Shelby: Den muss es innerhalb einer politischen Ethik der Unterdrückten unbedingt geben. Wir alle haben nur ein Leben. Und wir versuchen diesem einen Sinn zu verleihen: gute Beziehungen zu führen, Sport zu treiben, Kunst zu erschaffen. Das kann heilsam sein, selbst wenn es nicht direkt widerständig ist. Für politische Bewegungen ist es entscheidend, das anzuerkennen.

taz: Wie wollen Sie die mitnehmen, die sich aus Angst vor Repression, aus Opportunismus oder anderen Gründen nicht gegen ihre Unterdrückung auflehnen wollen?

Shelby: Indem wir ihnen aufzeigen, wofür es sich zu kämpfen lohnt. Dass es ihnen besser gehen würde, wenn sich alle Menschen gegenseitig als moralisch gleichwertig begegnen würden, in einem gerechten Gesellschaftssystem, in dem alle gleichermaßen frei sind.

taz: Was für ein Gesellschaftssystem wäre das?

Shelby: Das ist eine sehr umstrittene Frage.
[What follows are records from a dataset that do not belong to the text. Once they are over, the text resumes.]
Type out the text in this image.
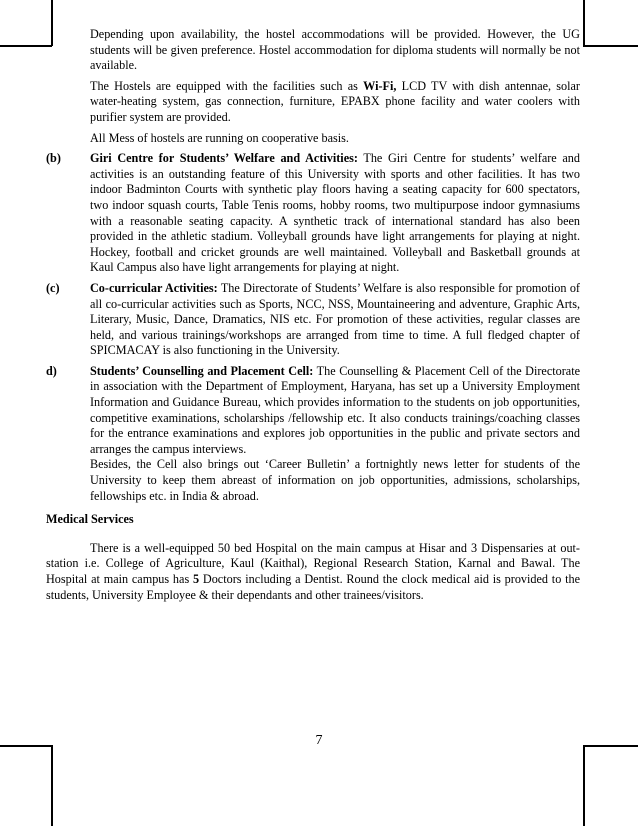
Depending upon availability, the hostel accommodations will be provided. However, the UG students will be given preference. Hostel accommodation for diploma students will normally be not available.

The Hostels are equipped with the facilities such as Wi-Fi, LCD TV with dish antennae, solar water-heating system, gas connection, furniture, EPABX phone facility and water coolers with purifier system are provided.

All Mess of hostels are running on cooperative basis.

(b)	Giri Centre for Students’ Welfare and Activities: The Giri Centre for students’ welfare and activities is an outstanding feature of this University with sports and other facilities. It has two indoor Badminton Courts with synthetic play floors having a seating capacity for 600 spectators, two indoor squash courts, Table Tenis rooms, hobby rooms, two multipurpose indoor gymnasiums with a reasonable seating capacity. A synthetic track of international standard has also been provided in the athletic stadium. Volleyball grounds have light arrangements for playing at night. Hockey, football and cricket grounds are well maintained. Volleyball and Basketball grounds at Kaul Campus also have light arrangements for playing at night.
(c)	Co-curricular Activities: The Directorate of Students’ Welfare is also responsible for promotion of all co-curricular activities such as Sports, NCC, NSS, Mountaineering and adventure, Graphic Arts, Literary, Music, Dance, Dramatics, NIS etc. For promotion of these activities, regular classes are held, and various trainings/workshops are arranged from time to time. A full fledged chapter of SPICMACAY is also functioning in the University.
d)	Students’ Counselling and Placement Cell: The Counselling & Placement Cell of the Directorate in association with the Department of Employment, Haryana, has set up a University Employment Information and Guidance Bureau, which provides information to the students on job opportunities, competitive examinations, scholarships /fellowship etc. It also conducts trainings/coaching classes for the entrance examinations and explores job opportunities in the public and private sectors and arranges the campus interviews.
Besides, the Cell also brings out ‘Career Bulletin’ a fortnightly news letter for students of the University to keep them abreast of information on job opportunities, admissions, scholarships, fellowships etc. in India & abroad.
Medical Services

There is a well-equipped 50 bed Hospital on the main campus at Hisar and 3 Dispensaries at out-station i.e. College of Agriculture, Kaul (Kaithal), Regional Research Station, Karnal and Bawal. The Hospital at main campus has 5 Doctors including a Dentist. Round the clock medical aid is provided to the students, University Employee & their dependants and other trainees/visitors.

7
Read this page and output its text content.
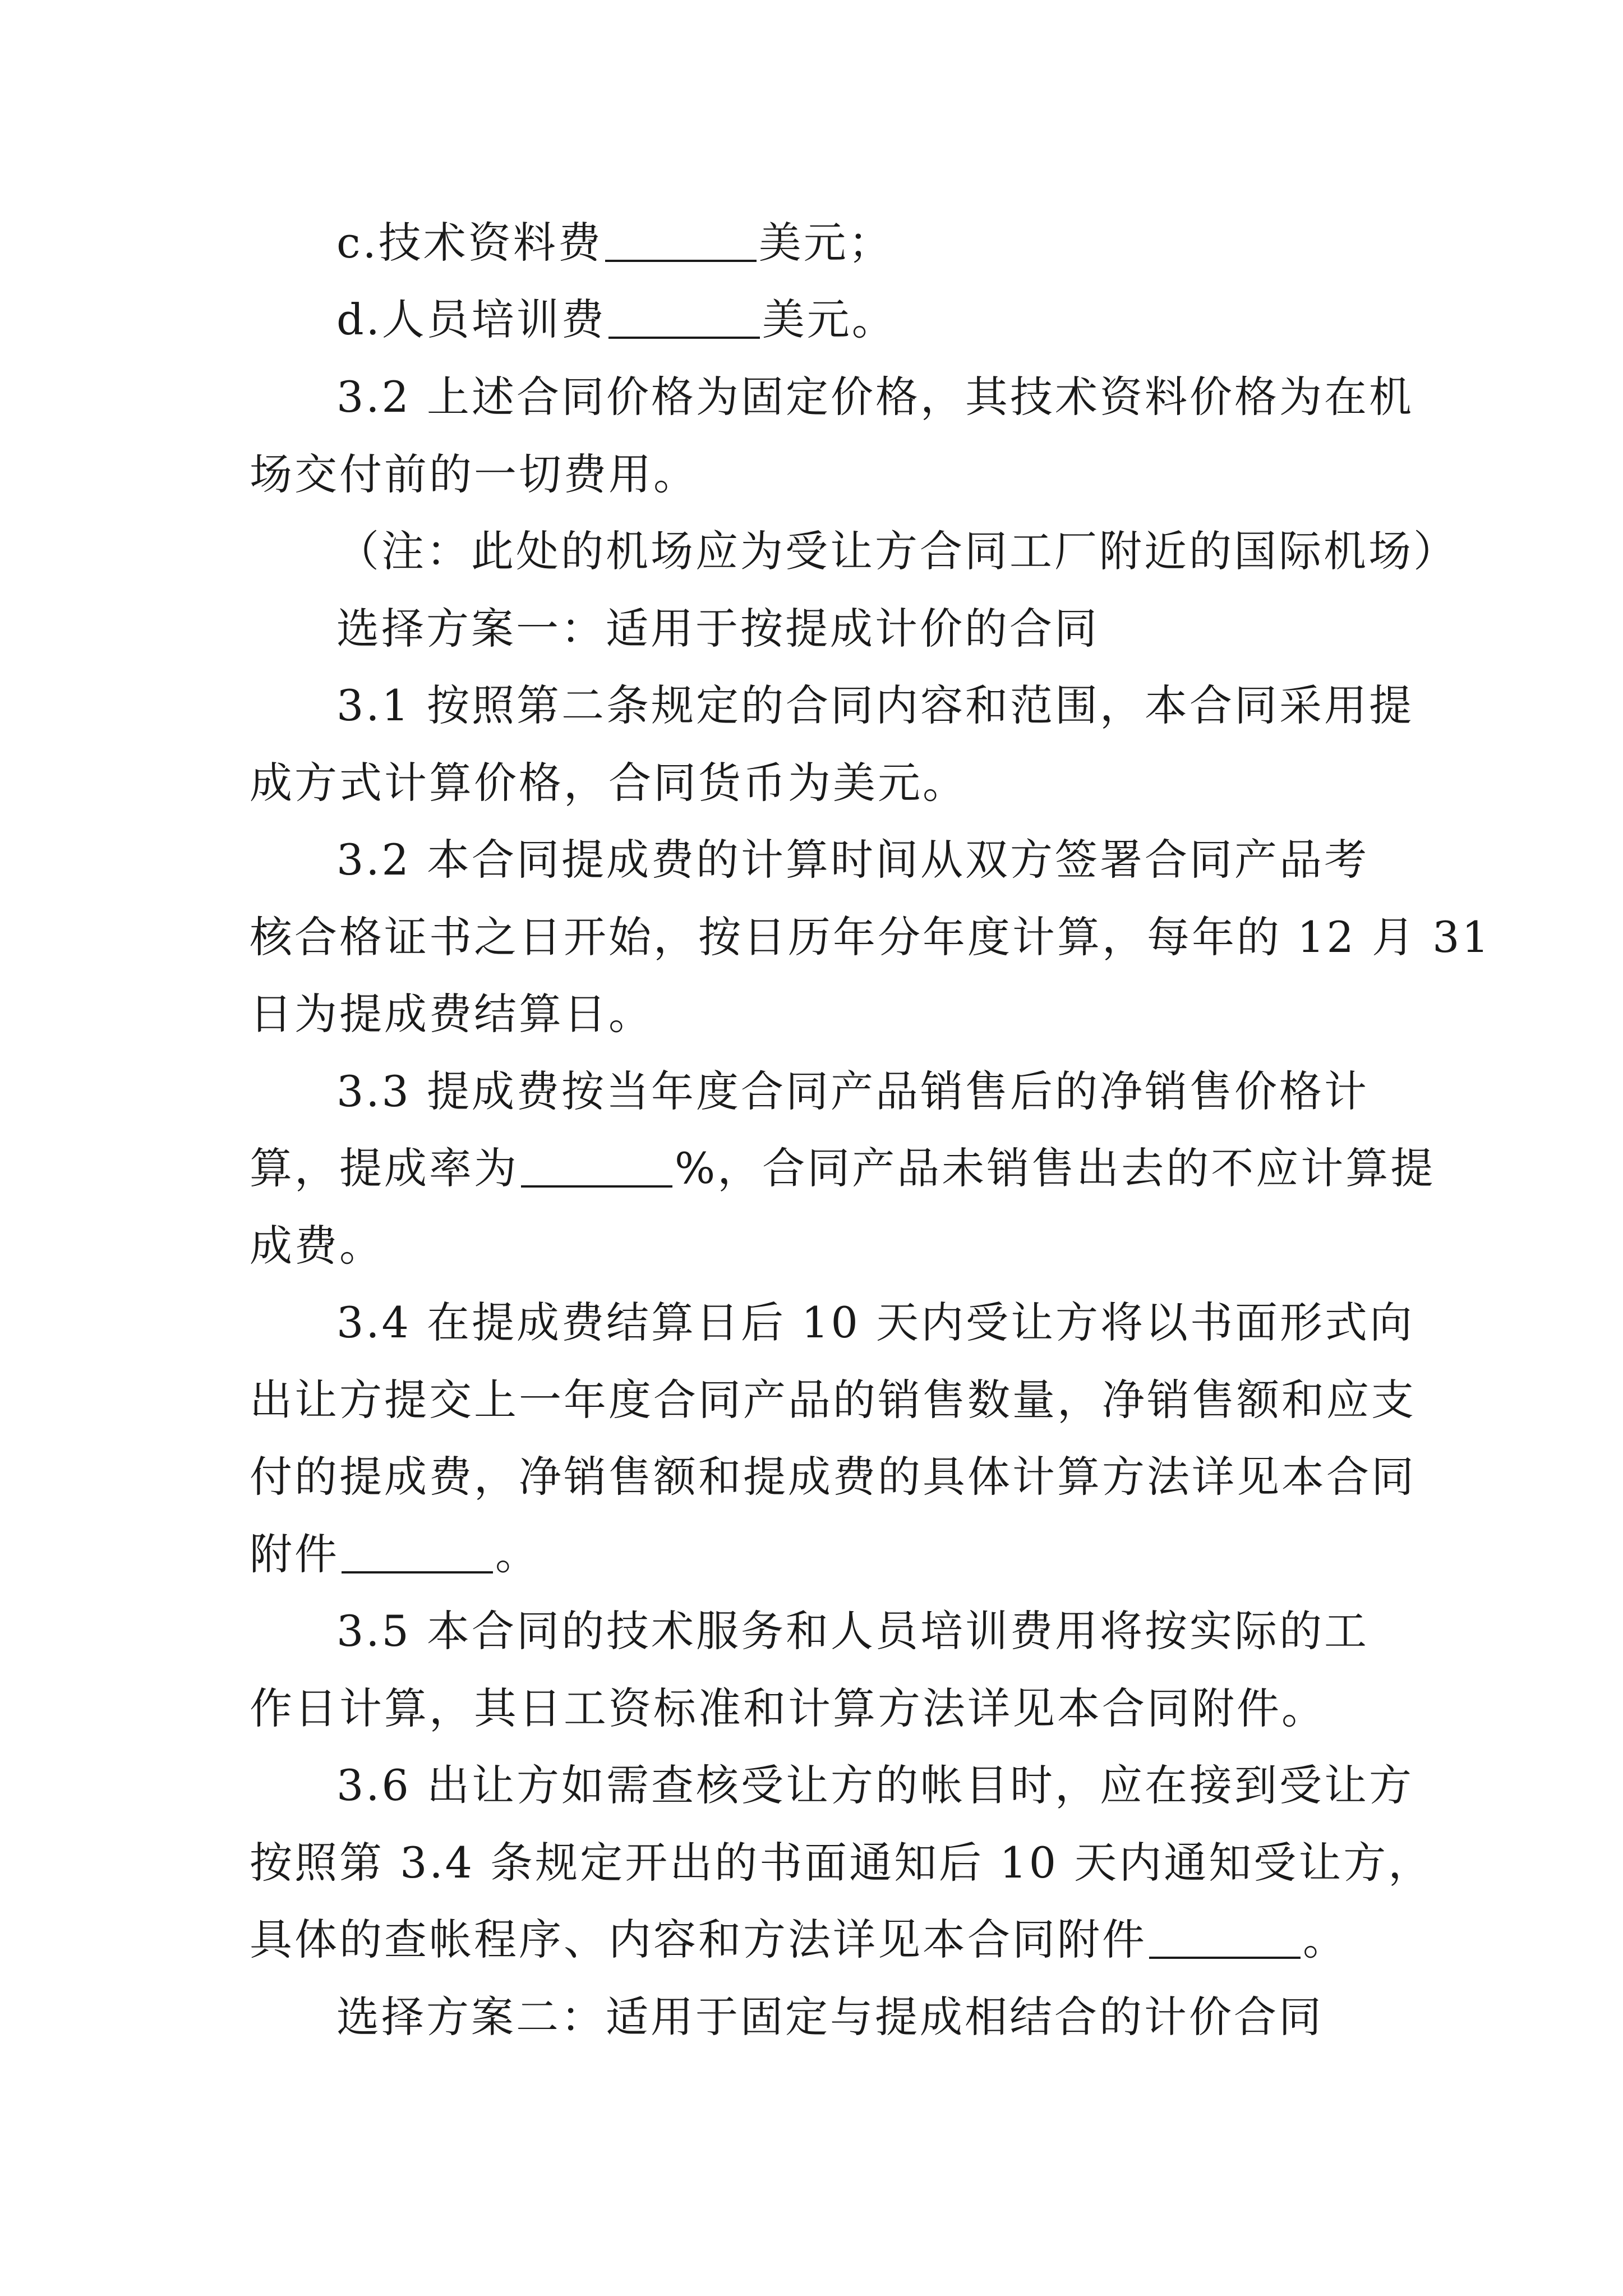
c.技术资料费	美元；
d.人员培训费	美元。
3.2 上述合同价格为固定价格，其技术资料价格为在机
场交付前的一切费用。
（注：此处的机场应为受让方合同工厂附近的国际机场）
选择方案一：适用于按提成计价的合同
3.1 按照第二条规定的合同内容和范围，本合同采用提
成方式计算价格，合同货币为美元。
3.2 本合同提成费的计算时间从双方签署合同产品考
核合格证书之日开始，按日历年分年度计算，每年的 12 月 31
日为提成费结算日。
3.3 提成费按当年度合同产品销售后的净销售价格计
算，提成率为	%，合同产品未销售出去的不应计算提
成费。
3.4 在提成费结算日后 10 天内受让方将以书面形式向
出让方提交上一年度合同产品的销售数量，净销售额和应支
付的提成费，净销售额和提成费的具体计算方法详见本合同
附件	。
3.5 本合同的技术服务和人员培训费用将按实际的工
作日计算，其日工资标准和计算方法详见本合同附件。
3.6 出让方如需查核受让方的帐目时，应在接到受让方
按照第 3.4 条规定开出的书面通知后 10 天内通知受让方，
具体的查帐程序、内容和方法详见本合同附件	。
选择方案二：适用于固定与提成相结合的计价合同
Ich denke, ein liberaler Sozialismus, der ein breites Spektrum an persönlichen Freiheiten ermöglicht, ist wahrscheinlich die einzige gerechte Lösung.

Solidarität und Selbstachtung sind laut Shelby miteinander verwoben. Wer sich nicht selbst verraten will, handelt besser solidarisch Fotos: Ismail Ferdous/VU/laif

taz: Schwarze Den­ke­r*in­nen haben schon vor langer Zeit eingewandt, dass das nicht automatisch den Rassismus auflösen würde.

Shelby: Stimmt. Selbst Denker der Schwarzen radikalen Tradition wie W. E. B. Du Bois oder Martin Luther King Jr. waren eher skeptisch, dass die Emanzipation der Arbeiterklasse der Schlüssel ist, um alle Formen von Unterdrückung auf der Welt zu beseitigen. Gleichzeitig arbeiteten sie sich an der Geschichte der Kolonisierung und Versklavung verschiedener Völker durch europäische Mächte ab, die unweigerlich mit dem Aufstieg des Kapitalismus verwoben ist.

taz: Der Rassismus steht und fällt also doch mit dem Kapitalismus?

Shelby: Der Reichtum der Welt, der sich in den Händen weniger konzentriert, wurde über Jahrhunderte auf Kosten der großen Mehrheit der Weltbevölkerung angehäuft. Würde man ihn jetzt halbwegs gleichmäßig verteilen, ließe sich der Rassismus jedenfalls deutlich leichter überwinden.

taz: Welche Art von Solidarität bräuchte es dafür von weißen Menschen?

Shelby: Ein guter Anfang wäre, Solidarität innerhalb der Arbeiterklasse über Ländergrenzen hinweg aufzubauen. Denn rassistische Ausgrenzung ging historisch auch von weißen Ar­bei­te­r*in­nen aus. Global gesehen profitiert ein Teil der weißen Arbeiterschaft bis heute davon, rassistische Hierarchien aufrechtzuerhalten. Die Versuchung ist immer da. Gerade deshalb braucht es in der Ar­bei­te­r*in­nen­be­we­gung ein Verständnis von Solidarität als moralische Selbstverpflichtung zum Handeln für echte Gerechtigkeit. Für einzelne mag eine gerechtere Welt weniger Privilegien bedeuten. Aber allen wird es damit besser gehen.